On 8/28/24 4:01 PM, Zijian Zhang wrote:
On 8/28/24 2:29 PM, Martin KaFai Lau wrote:
On 8/26/24 6:37 PM, zijianzhang@xxxxxxxxxxxxx wrote:
From: Amery Hung <amery.hung@xxxxxxxxxxxxx>

This series prevents sockops users from accidentally causing packet
drops. This can happen when a BPF_SOCK_OPS_HDR_OPT_LEN_CB program
reserves different option lengths in tcp_sendmsg().

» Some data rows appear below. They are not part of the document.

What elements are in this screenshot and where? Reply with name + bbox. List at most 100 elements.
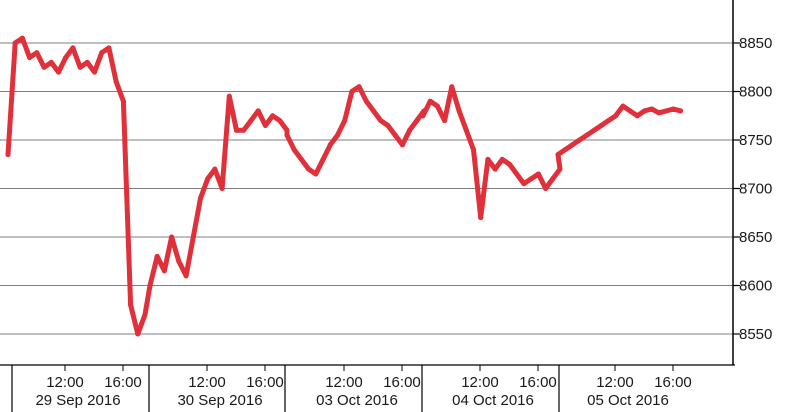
data-point — [634, 113, 640, 119]
data-point — [399, 142, 405, 148]
data-point — [128, 302, 134, 308]
data-point — [154, 253, 160, 259]
y-tick-label: 8600 — [739, 278, 772, 295]
data-point — [349, 89, 355, 94]
x-time-label: 12:00 — [188, 374, 226, 391]
x-time-label: 12:00 — [596, 374, 634, 391]
data-point — [327, 142, 333, 148]
data-point — [421, 108, 427, 114]
data-point — [77, 64, 83, 70]
data-point — [219, 186, 225, 191]
data-point — [335, 132, 340, 138]
data-point — [427, 98, 433, 104]
data-point — [463, 127, 469, 133]
data-point — [27, 55, 33, 61]
data-point — [19, 35, 25, 41]
data-point — [176, 258, 182, 264]
data-point — [277, 118, 283, 124]
y-axis-ticks: 8550 8600 8650 8700 8750 8800 8850 — [733, 35, 772, 343]
data-point — [442, 118, 448, 124]
data-point — [363, 98, 369, 104]
data-point — [642, 108, 647, 114]
series-line — [5, 35, 684, 337]
data-point — [142, 312, 148, 318]
data-point — [205, 176, 211, 182]
data-point — [48, 59, 54, 65]
data-point — [449, 84, 455, 90]
x-time-label: 16:00 — [519, 374, 557, 391]
data-point — [606, 118, 611, 124]
data-point — [84, 59, 90, 65]
data-point — [663, 108, 669, 114]
data-point — [169, 234, 175, 240]
data-point — [262, 123, 268, 128]
data-point — [342, 118, 348, 124]
data-point — [620, 103, 626, 109]
data-point — [499, 156, 505, 162]
data-point — [298, 156, 304, 162]
data-point — [161, 268, 167, 274]
y-tick-label: 8750 — [739, 132, 772, 149]
data-point — [577, 137, 583, 143]
data-point — [555, 152, 561, 158]
data-point — [291, 147, 297, 153]
data-point — [41, 64, 47, 70]
data-point — [456, 108, 462, 114]
data-point — [92, 69, 97, 75]
data-point — [507, 161, 512, 167]
data-point — [514, 171, 520, 177]
x-time-label: 16:00 — [246, 374, 284, 391]
data-point — [99, 50, 105, 56]
x-time-label: 12:00 — [325, 374, 363, 391]
data-point — [113, 79, 119, 85]
date-separators — [11, 365, 560, 412]
data-point — [678, 108, 684, 114]
data-point — [656, 110, 662, 116]
data-point — [598, 123, 604, 128]
data-point — [562, 147, 568, 153]
x-time-label: 12:00 — [46, 374, 84, 391]
x-time-label: 16:00 — [383, 374, 421, 391]
data-point — [313, 171, 319, 177]
data-point — [543, 186, 549, 191]
data-point — [106, 45, 112, 51]
data-point — [226, 93, 232, 99]
x-date-label: 03 Oct 2016 — [316, 392, 398, 409]
data-point — [591, 127, 597, 133]
data-point — [420, 113, 426, 119]
data-point — [147, 283, 153, 288]
data-point — [557, 166, 563, 172]
data-point — [584, 132, 590, 138]
gridlines — [0, 42, 733, 335]
data-point — [56, 69, 61, 75]
data-point — [485, 156, 491, 162]
data-point — [320, 156, 326, 162]
data-point — [120, 98, 126, 104]
data-point — [535, 171, 541, 177]
data-point — [183, 273, 189, 279]
data-point — [34, 50, 40, 56]
data-point — [385, 123, 391, 128]
y-tick-label: 8700 — [739, 181, 772, 198]
data-point — [378, 118, 384, 124]
data-point — [255, 108, 261, 114]
x-date-label: 04 Oct 2016 — [452, 392, 534, 409]
data-point — [234, 127, 239, 133]
data-point — [70, 45, 76, 51]
data-point — [492, 166, 498, 172]
data-point — [521, 181, 527, 187]
x-time-label: 16:00 — [654, 374, 692, 391]
data-point — [356, 84, 362, 90]
y-tick-label: 8850 — [739, 35, 772, 52]
data-point — [371, 108, 376, 114]
data-point — [407, 127, 413, 133]
data-point — [306, 166, 312, 172]
data-point — [284, 132, 290, 138]
data-point — [569, 142, 575, 148]
data-point — [12, 40, 18, 46]
x-date-label: 30 Sep 2016 — [177, 392, 262, 409]
data-points — [5, 35, 684, 337]
data-point — [670, 106, 676, 112]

Initially, sockops BPF_SOCK_OPS_HDR_OPT_LEN_CB program will be called to
reserve a space in tcp_send_mss(), which will return the MSS for TSO.
Then, BPF_SOCK_OPS_HDR_OPT_LEN_CB will be called in __tcp_transmit_skb()
again to calculate the actual tcp_option_size and skb_push() the total
header size.

skb->gso_size is restored from TCP_SKB_CB(skb)->tcp_gso_size, which is
derived from tcp_send_mss() where we first call HDR_OPT_LEN. If the
reserved opt size is smaller than the actual header size, the len of the
skb can exceed the MTU. As a result, ip(6)_fragment will drop the
packet if skb->ignore_df is not set.

To prevent this accidental packet drop, we need to make sure the
second call to the BPF_SOCK_OPS_HDR_OPT_LEN_CB program reserves space
not more than the first time. 

iiuc, it is a bug in the bpf prog itself that did not reserve the same header 
length and caused a drop. It is not the only drop case though for an incorrect 
bpf prog. There are other cases where a bpf prog can accidentally drop a packet.

Do you have an actual use case that the bpf prog cannot reserve the correct 
header length for the same sk ?

That's right, it's the bug of the bpf prog itself. We are trying to have
the error reported earlier in eBPF program, instead of successfully
returning from bpf_sock_ops_reserve_hdr_opt but leading to packet drop
at the end because of it.

By adding this patch, the `remaining` variable passed to the
bpf_skops_hdr_opt_len will be more precise, it takes the previously
reserved size into account. As a result, if users accidentally set an
option size larger than the reserved size, bpf_sock_ops_reserve_hdr_opt
will return -ENOSPC instead of 0.

Putting aside it adds more checks, this adds something pretty unique to the bpf 
header option comparing with other dynamic options like sack. e.g. For 
tp->mss_cache, I assume it won't change since the earlier tcp_current_mss() was 
called?

We have a use case where we add options to some packets kind of randomly
for the purpose of sampling, and accidentally set a larger option size
than the reserved size. It is the problem of ourselves and takes us
some effort to troubleshoot the root cause.

If bpf_sock_ops_reserve_hdr_opt can return an error in this case, it
could be helpful for users to avoid this mistake.

The bpf_sk_storage can be used to decide if a sk has been sampled.

Also, with bpf_cast_to_kern_ctx and bpf_rdonly_cast, all the checks in this 
patch can be done in the bpf prog itself.